Guille y Revoltosa
Rabat es un nuevo mundo, y lo saboreamos como si fueran las últimas migajas de una golosina exquisitísima: con tristeza, con fruición y con la conciencia de que el viaje, dita sea, termina en esta parada.
Empezamos a descubrir la ciudad paseando por sus famosos jardines,
visitando sus monumentos más significativos,
montándonos en su tranvía,
acercándonos al río… ¡un momento! ¿qué eran esas edificaciones que se desdibujaban más allá del río?
Y fuimos corriendo a preguntar al recepcionista del hotel, que para algo somos unos ignorantes, qué sucedía en la otra orilla. Sólo por curiosidad. Es Salé, nos dijo y, abriendo mucho los ojos, añadió: pero a Salé no podéis ir, no, de ninguna manera…

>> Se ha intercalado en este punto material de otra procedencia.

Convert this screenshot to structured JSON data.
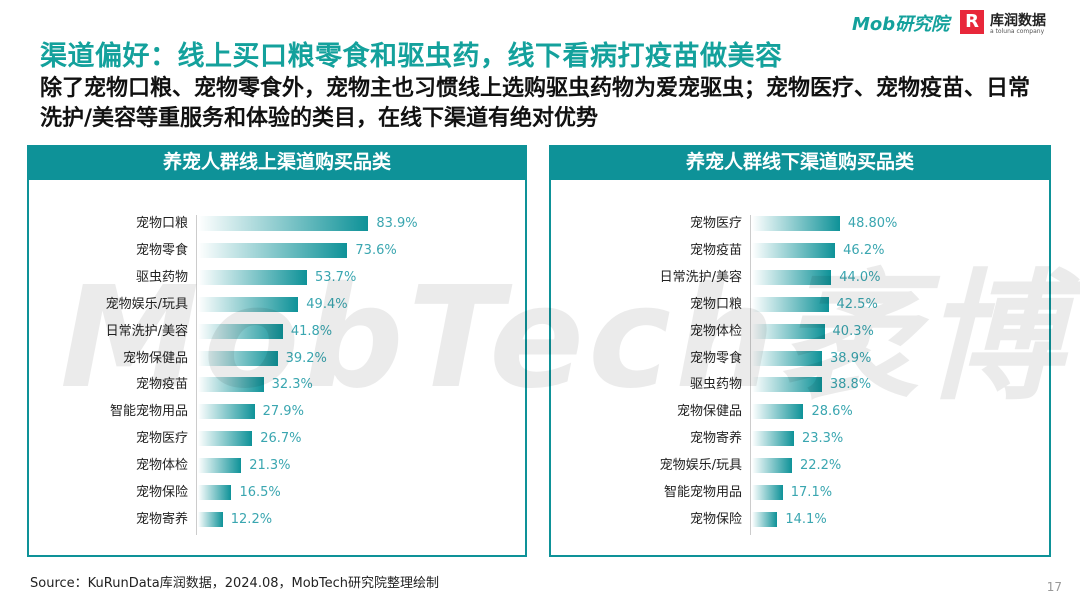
{
  "header": {
    "title": "渠道偏好：线上买口粮零食和驱虫药，线下看病打疫苗做美容",
    "subtitle": "除了宠物口粮、宠物零食外，宠物主也习惯线上选购驱虫药物为爱宠驱虫；宠物医疗、宠物疫苗、日常洗护/美容等重服务和体验的类目，在线下渠道有绝对优势",
    "logo_mob": "Mob研究院",
    "logo_kurun": "库润数据",
    "logo_kurun_sub": "a toluna company"
  },
  "watermark": "MobTech袤博",
  "chart_data": [
    {
      "type": "bar",
      "orientation": "horizontal",
      "title": "养宠人群线上渠道购买品类",
      "categories": [
        "宠物口粮",
        "宠物零食",
        "驱虫药物",
        "宠物娱乐/玩具",
        "日常洗护/美容",
        "宠物保健品",
        "宠物疫苗",
        "智能宠物用品",
        "宠物医疗",
        "宠物体检",
        "宠物保险",
        "宠物寄养"
      ],
      "values": [
        83.9,
        73.6,
        53.7,
        49.4,
        41.8,
        39.2,
        32.3,
        27.9,
        26.7,
        21.3,
        16.5,
        12.2
      ],
      "labels": [
        "83.9%",
        "73.6%",
        "53.7%",
        "49.4%",
        "41.8%",
        "39.2%",
        "32.3%",
        "27.9%",
        "26.7%",
        "21.3%",
        "16.5%",
        "12.2%"
      ],
      "xlim": [
        0,
        100
      ]
    },
    {
      "type": "bar",
      "orientation": "horizontal",
      "title": "养宠人群线下渠道购买品类",
      "categories": [
        "宠物医疗",
        "宠物疫苗",
        "日常洗护/美容",
        "宠物口粮",
        "宠物体检",
        "宠物零食",
        "驱虫药物",
        "宠物保健品",
        "宠物寄养",
        "宠物娱乐/玩具",
        "智能宠物用品",
        "宠物保险"
      ],
      "values": [
        48.8,
        46.2,
        44.0,
        42.5,
        40.3,
        38.9,
        38.8,
        28.6,
        23.3,
        22.2,
        17.1,
        14.1
      ],
      "labels": [
        "48.80%",
        "46.2%",
        "44.0%",
        "42.5%",
        "40.3%",
        "38.9%",
        "38.8%",
        "28.6%",
        "23.3%",
        "22.2%",
        "17.1%",
        "14.1%"
      ],
      "xlim": [
        0,
        55
      ]
    }
  ],
  "footer": {
    "source": "Source：KuRunData库润数据，2024.08，MobTech研究院整理绘制",
    "page": "17"
  },
  "colors": {
    "accent": "#0e9298",
    "title": "#14a19c",
    "value": "#3aa6b0"
  }
}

Entonces, como cualquier ser humano con problemas mentales que se precie, quisimos ir a Salé más que nunca, más que nada en el mundo, mientras el de recepción, empecinado, seguía con la cantinela: no hay cosas que ver, es territorio islamista, no hay tiendas para occidentales pero sí una cárcel donde no se respetan los derechos humanos, no hay nadie que sepa tu idioma, no es bonito, no es feo, no es…
El recepcionista tenía razón en parte: no hay bazar, ni regateo, ni turistas, ni pedigüeños al uso en este pueblo, antiguo refugio de piratas. Y sí una cárcel donde parece que no se comen a besos a la gente. Pero Salé nos conquistó por otras razones…
Por eso, y porque Guille se hizo íntimo de una cabra llamada Revoltosa, nunca olvidaremos Salé.